Fellow teammate Naeemah Weathers didn’t mince her words when describing the pride she felt on Stanford’s behalf.

“(Getting 1,000 kills) is an absolutely insane milestone,” Weathers said. “I think it’s something that a lot of people who aren’t necessarily in the volleyball world maybe don’t understand the gravity of. That is a huge milestone, and playing in 100 career matches is also huge. So seeing her do that in her time here has been super special, and I’m glad that I was able to witness it because she deserves it.”

Weathers is just one of the teammates who has benefited from Stanford’s presence on the court. In her four seasons as a Ram, Stanford’s .201 hitting percentage, 2.84 kills per set, 634 digs and 153 total blocks have all helped lead the Rams to a 63-39 record during Stanford’s time on the squad. 

After being asked about how she felt reaching the milestone, Stanford took a moment to reflect on her season as a whole. She said she appreciates the accolade, but there are many more aspects of her game she takes pride in.

“I think we’ve had a lot more balance this year,” Stanford said. “That’s kind of changed the way that I view the game and has given me an opportunity to work on a lot of other parts of my game besides just attacking. Getting the 1,000th kill (and) the 100th game, that was very exciting, but I’m also most proud of how I’ve played the other side of the game this season as far as my defense and my passing and all that.”

That kind of mentality not only propels athletes forward and allows them to constantly improve but also earns them something deeply valuable: the unending trust of their coach. 

The star outside hitter has played in every match since the beginning of the 2021 season, and coach Emily Kohan praised Stanford for being a player she can count on day in and day out.

“There’s nothing that replaces the maturity that comes with the experience of playing matches, and she’s played 100 matches obviously, so there’s a lot of data points there of knowing what it feels like and how to compose yourself in those tight situations,” Kohan said. “So the trust of having an upperclassman who’s been in a lot of those situations and performed well in them is pretty irreplaceable.”


Stanford’s now 101 matches played cement her as one of CSU’s most seasoned players, second only to Karina Leber, who has played 102 matches for the green and gold. She has played under two separate coaches, the first being coach Tom Hilbert, who led the team until 2022, and now under Kohan.

“It’s been kind of cool to see the growth every year,” Stanford said. “I think both Tom and Emily have played a big role in that. They’ve done a great job of helping me grow different parts of my game and … growing leaps and bounds kind of on different sides of the ball. That’s something that I really appreciate about my time here at CSU.”
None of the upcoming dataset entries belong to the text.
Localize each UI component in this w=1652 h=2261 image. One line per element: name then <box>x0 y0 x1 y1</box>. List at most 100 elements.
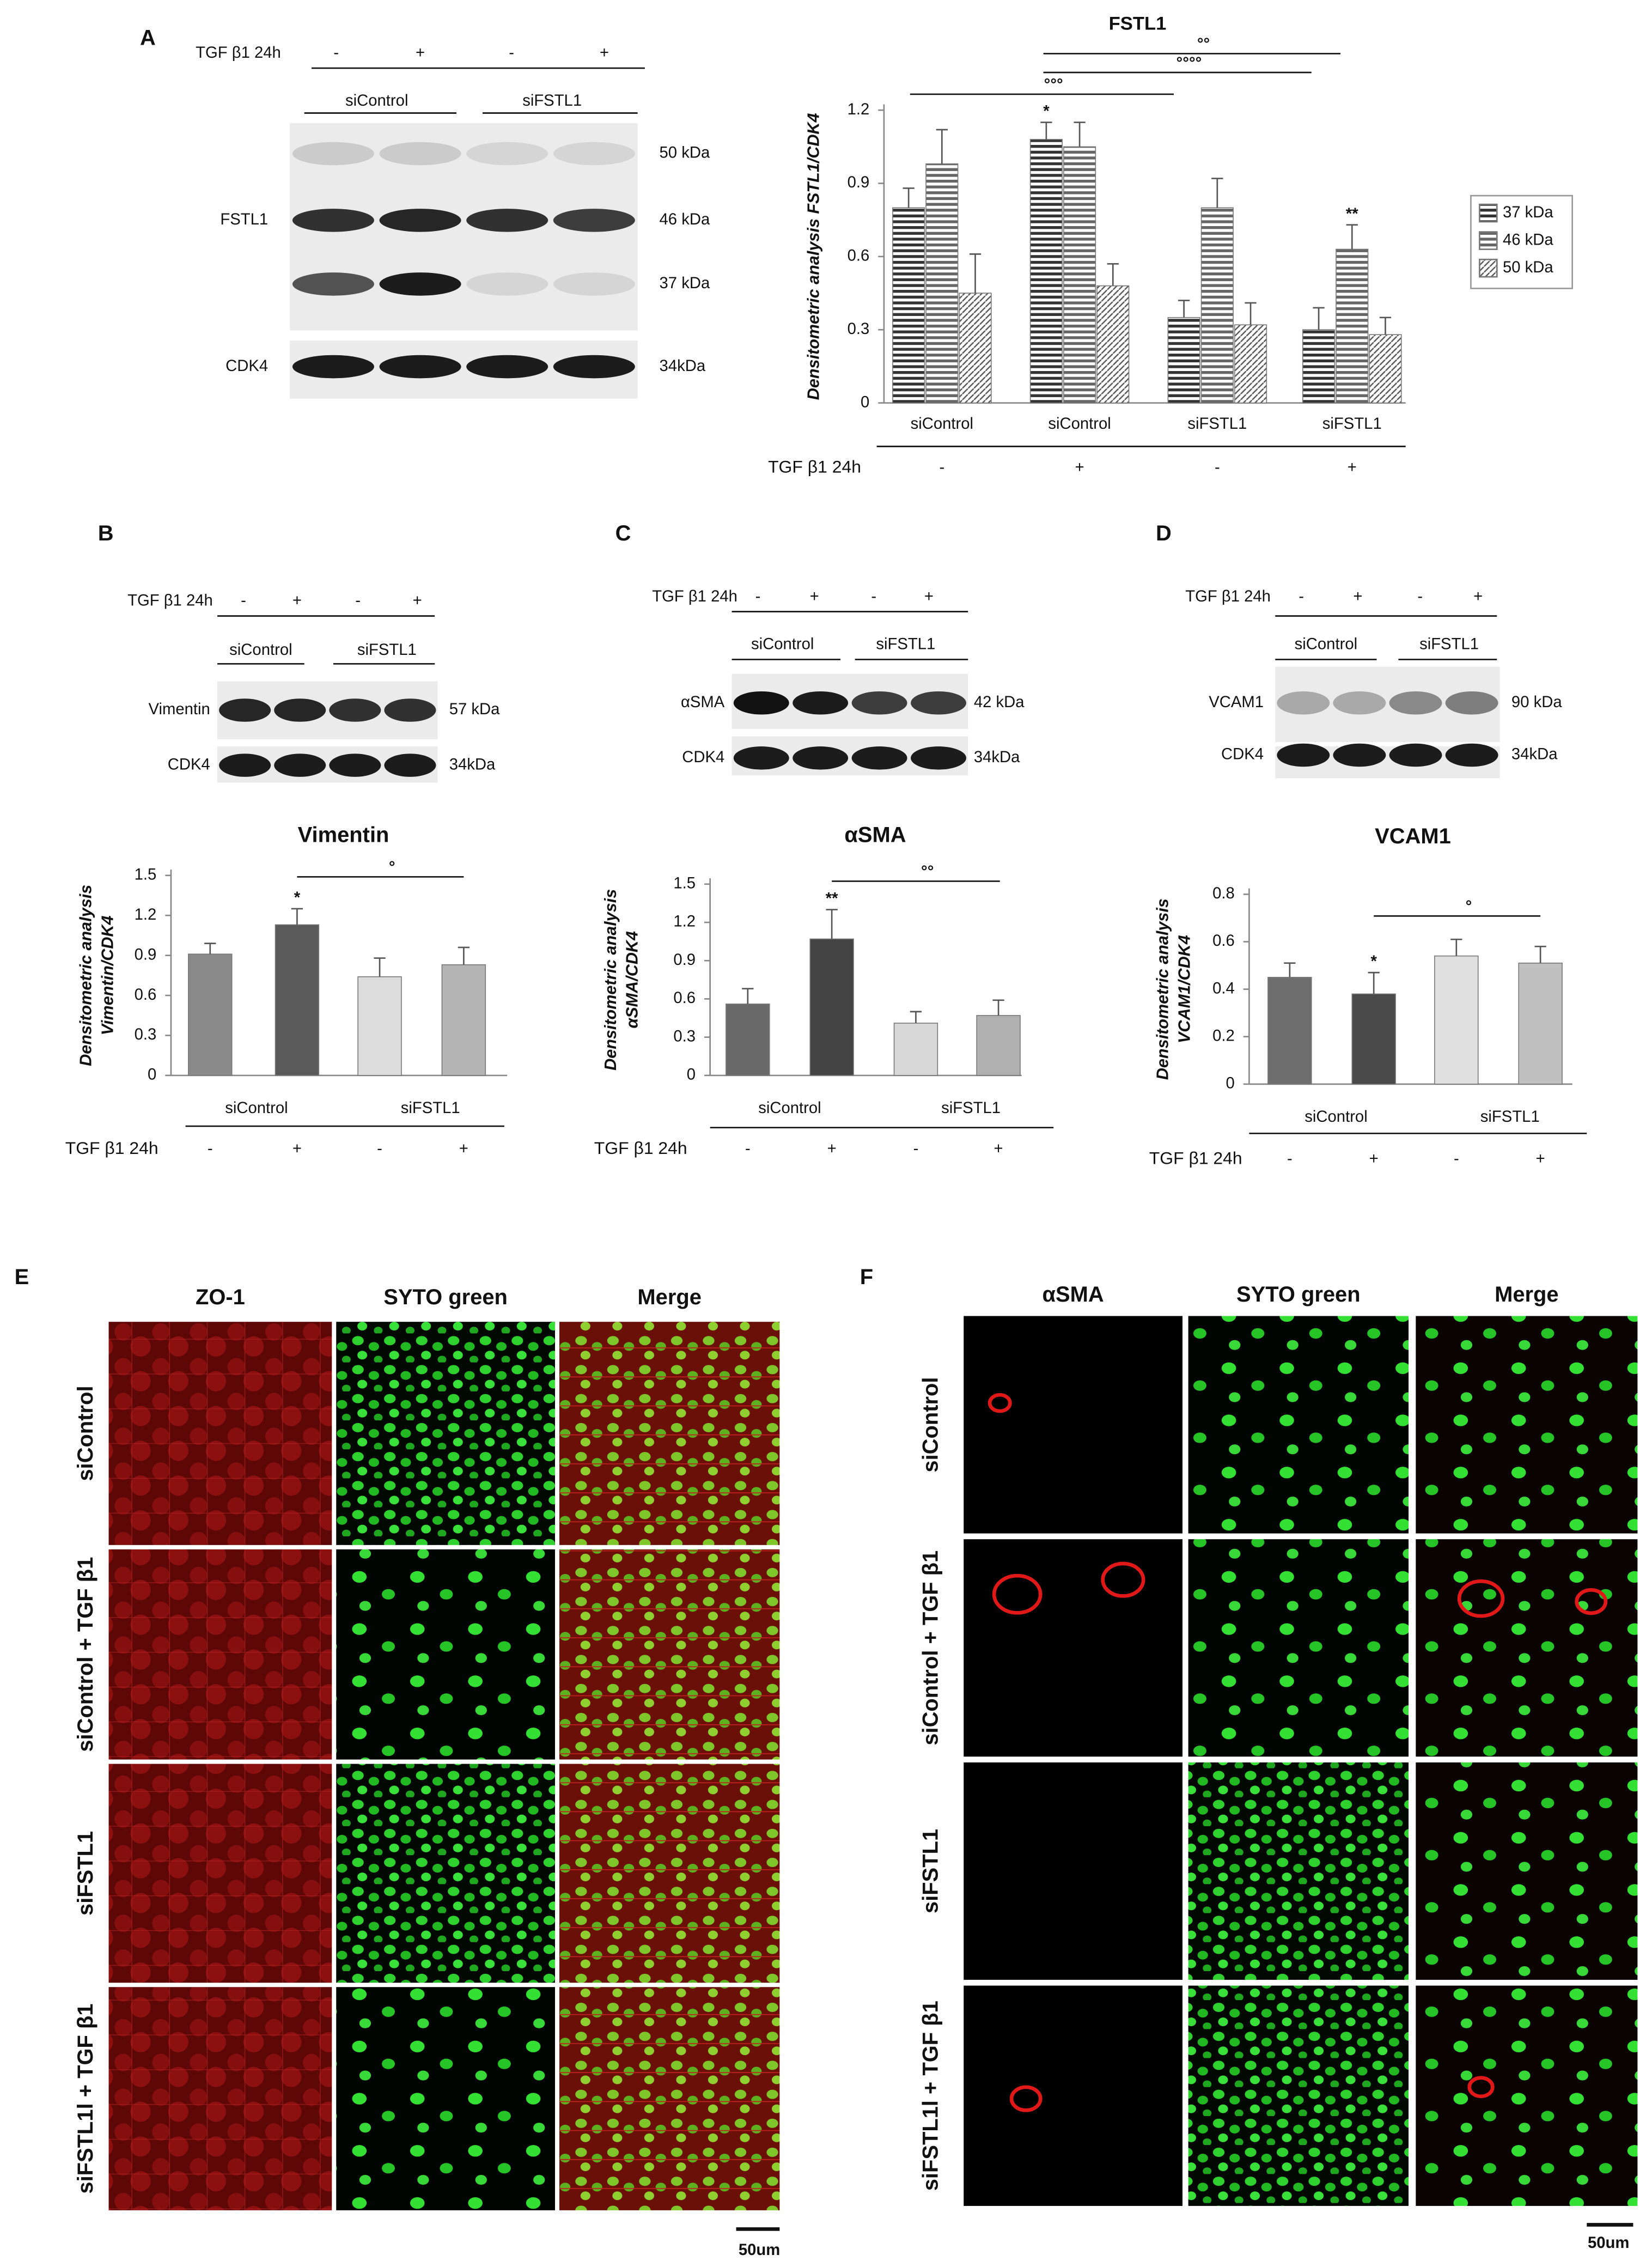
error-bar <box>1040 121 1052 139</box>
stained-cell <box>1009 2085 1043 2112</box>
y-tick-label: 1.2 <box>673 913 696 931</box>
error-bar <box>1534 945 1546 963</box>
band-size: 42 kDa <box>974 694 1025 711</box>
micrograph <box>336 1987 555 2210</box>
band <box>1445 743 1498 767</box>
row-label: siControl <box>74 1385 97 1481</box>
group-label: siControl <box>229 641 292 659</box>
row-label: siControl + TGF β1 <box>918 1551 942 1746</box>
y-tick-label: 0.8 <box>1212 885 1235 902</box>
comparison-label: °° <box>921 863 934 880</box>
row-label: siFSTL1l + TGF β1 <box>918 2001 942 2191</box>
band <box>911 746 966 770</box>
legend-label: 46 kDa <box>1503 231 1553 248</box>
micrograph <box>559 1549 780 1760</box>
y-axis-label: αSMA/CDK4 <box>623 931 642 1029</box>
y-tick-label: 0 <box>861 393 869 411</box>
group-label: siFSTL1 <box>876 636 935 653</box>
group-label: siFSTL1 <box>1419 636 1479 653</box>
comparison-label: °°°° <box>1176 54 1202 72</box>
bar <box>1336 248 1369 404</box>
x-tick-label: - <box>1287 1150 1293 1168</box>
band <box>1389 743 1442 767</box>
treatment-label: TGF β1 24h <box>127 592 213 610</box>
error-bar <box>969 253 982 294</box>
treatment: + <box>600 44 609 62</box>
treatment: - <box>1417 588 1423 605</box>
y-axis-label: VCAM1/CDK4 <box>1175 935 1193 1043</box>
band <box>733 691 789 715</box>
error-bar <box>742 988 754 1004</box>
legend-swatch <box>1479 258 1498 278</box>
treatment-label: TGF β1 24h <box>652 588 737 605</box>
error-bar <box>458 946 470 965</box>
error-bar <box>1107 263 1119 286</box>
scale-bar-label: 50um <box>739 2241 780 2259</box>
panel-label: D <box>1156 521 1172 545</box>
significance-star: ** <box>826 890 838 908</box>
bar <box>892 207 925 404</box>
band <box>292 272 374 296</box>
band <box>379 355 461 379</box>
scale-bar-label: 50um <box>1588 2234 1629 2252</box>
error-bar <box>1346 224 1358 250</box>
bar <box>188 953 233 1076</box>
band-size: 50 kDa <box>660 144 710 162</box>
band <box>553 142 635 166</box>
error-bar <box>826 909 838 939</box>
bar <box>1518 962 1563 1085</box>
significance-star: * <box>1043 103 1050 120</box>
stained-cell <box>987 1393 1012 1413</box>
band <box>793 746 849 770</box>
treatment: + <box>1348 459 1357 476</box>
group-label: siControl <box>1295 636 1357 653</box>
error-bar <box>204 943 216 955</box>
micrograph <box>1416 1316 1638 1534</box>
column-header: SYTO green <box>383 1285 508 1309</box>
x-tick-label: + <box>827 1140 837 1157</box>
error-bar <box>374 957 386 977</box>
error-bar <box>936 129 948 164</box>
group-label: siControl <box>225 1099 288 1117</box>
bar <box>1267 977 1312 1085</box>
treatment: - <box>1215 459 1220 476</box>
treatment: - <box>1299 588 1304 605</box>
error-bar <box>903 187 915 208</box>
column-header: αSMA <box>1043 1283 1104 1306</box>
treatment-label: TGF β1 24h <box>768 457 861 477</box>
blot-row-label: FSTL1 <box>220 211 268 228</box>
row-label: siControl + TGF β1 <box>74 1557 97 1752</box>
panel-label: A <box>140 26 156 50</box>
column-header: Merge <box>637 1285 702 1309</box>
comparison-label: ° <box>1466 898 1472 915</box>
significance-star: ** <box>1346 205 1358 223</box>
treatment: + <box>1353 588 1362 605</box>
legend-label: 37 kDa <box>1503 204 1553 221</box>
treatment: - <box>333 44 339 62</box>
bar <box>357 976 402 1076</box>
band <box>274 698 326 722</box>
treatment: - <box>241 592 246 610</box>
bar <box>976 1015 1021 1076</box>
treatment-label: TGF β1 24h <box>1185 588 1271 605</box>
treatment: + <box>810 588 819 605</box>
x-tick-label: + <box>1536 1150 1545 1168</box>
band <box>274 753 326 777</box>
band-size: 34kDa <box>1511 746 1558 763</box>
panel-label: F <box>860 1265 873 1289</box>
treatment: - <box>755 588 761 605</box>
micrograph <box>1416 1762 1638 1980</box>
blot-row-label: αSMA <box>681 694 725 711</box>
band-size: 46 kDa <box>660 211 710 228</box>
band-size: 37 kDa <box>660 275 710 292</box>
blot-row-label: CDK4 <box>682 749 724 766</box>
treatment-label: TGF β1 24h <box>65 1138 159 1158</box>
group-label: siFSTL1 <box>522 92 582 110</box>
bar <box>1302 329 1336 404</box>
y-tick-label: 0.9 <box>673 951 696 969</box>
error-bar <box>1450 938 1462 956</box>
bar <box>275 924 320 1076</box>
bar <box>441 964 486 1076</box>
band <box>553 209 635 232</box>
Learning to play under two separate coaches can certainly be a challenge for many players, and learning new systems and new dynamics can be a difficult adjustment for a team to go through.

Weathers, however, said Stanford’s veteran mentality is something the whole team is able to depend on to get them through complicated situations.

“(Stanford) is honestly kind of like my blanket, and I feel that the whole team can say something similar,” Weathers said. “When she’s on the court, we know that she’s going to get her job done. Her being out there for so long and having all that experience is something that all of us can learn from, and we sort of look to her in those times when we’re like, ‘OK, we need some leadership, and we need someone who’s a little bit older and a little bit more experienced to sort of lead us to the finish line.'”

Stanford’s four years of consistent dedication to the Rams’ program has earned her the trust of coaches, teammates and fans, which has now cemented her name as a legend in CSU history.

Legend status in the record books isn’t stopping Stanford just yet, though.

“I’m coming back for next year,” Stanford said. “I have one more semester of eligibility, and then I will probably go play (professional volleyball). That’s kind of the goal, and (I’m) interested to kind of test the waters with that.”